Le cuivre bondit au plus haut, sous l’effet de l’arrêt de la production par la principale fonderie chinoise. La part toujours plus grande des véhicules électriques influence également le prix de ce métal dont la quantité y est deux fois plus importante que dans une voiture Diesel ou essence.
Le cuivre, dopé cette année par la santé de l’économie chinoise, a atteint le 28 décembre son plus haut depuis janvier 2014, après la fermeture d’une fonderie en Chine, pour lutter contre la pollution. La tonne de cuivre pour livraison dans trois mois sur le London Metal Exchange, référence du marché, s’échangeait pour 7284,50 dollars vers 10h20, après avoir atteint vers 08h00 7312,50 dollars, au plus haut depuis quatre ans.

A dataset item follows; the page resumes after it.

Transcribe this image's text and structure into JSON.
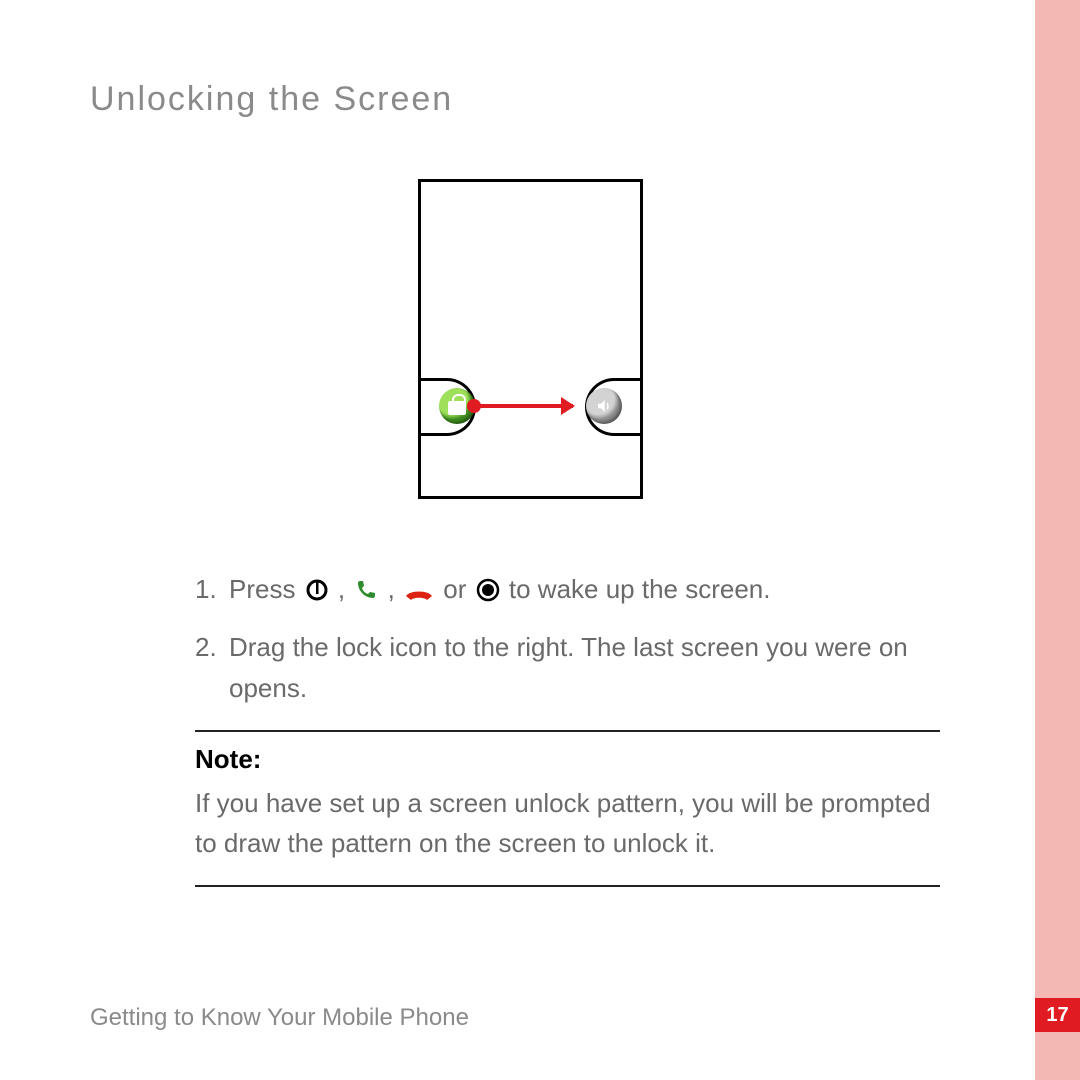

Pour l’analyste John Plassard, de Mirabaud Securities, la principale raison de cette hausse est «l’arrêt de la production de (la principale fonderie chinoise, ndlr) Jiangxi Copper, afin de lutter contre la pollution hivernale». Les autorités chinoises tentent d’enrayer la pollution, qui grimpe dans les villes durant l’hiver en raison du chauffage des foyers, en réduisant l’activité industrielle. Les fonderies d’aluminium avaient déjà été mises à contribution, ce qui avait fait grimper le cours de ce métal. «Les efforts anti-pollution de la Chine ont profité à tous les métaux cette année, avec la fermeture de plusieurs fonderies et raffineries», a confirmé à l’AFP Liz Grant, du bureau de vente du courtier Sucden. Résultat, la Chine a dû importer plus de métaux, surtout que la croissance nationale s’est poursuivie. «La croissance mondiale a profité aux prix des métaux sur l’année, et les données chinoises ont surpris par leur robustesse», ont noté les analystes de Commerzbank.
Avec d’autres métaux, comme le nickel et le lithium, le cuivre a en outre profité des perspectives de croissance du secteur des véhicules électriques. «Si un véhicule thermique (essence ou Diesel) contient environ 23 kilogrammes de cuivre, une voiture électrique en consomme 40 à 60», a rappelé John Plassard. L’argument ne convainc pas tous les acteurs du marché. «Un mouvement à la hausse à cause des véhicules électriques est prématuré», a jugé Liz Grant, qui estime que ce secteur ne peut qu’affecter les prix de métaux aux marchés plus restreints, comme le lithium et le cobalt. Les analystes de Natixis prévoient pour leur part qu’en 2030, la demande de cuivre liée aux véhicules électriques représentera entre 745.000 tonnes et 2,47 millions de tonnes, à comparer à une production annuelle de 23,5 millions de tonnes en 2016.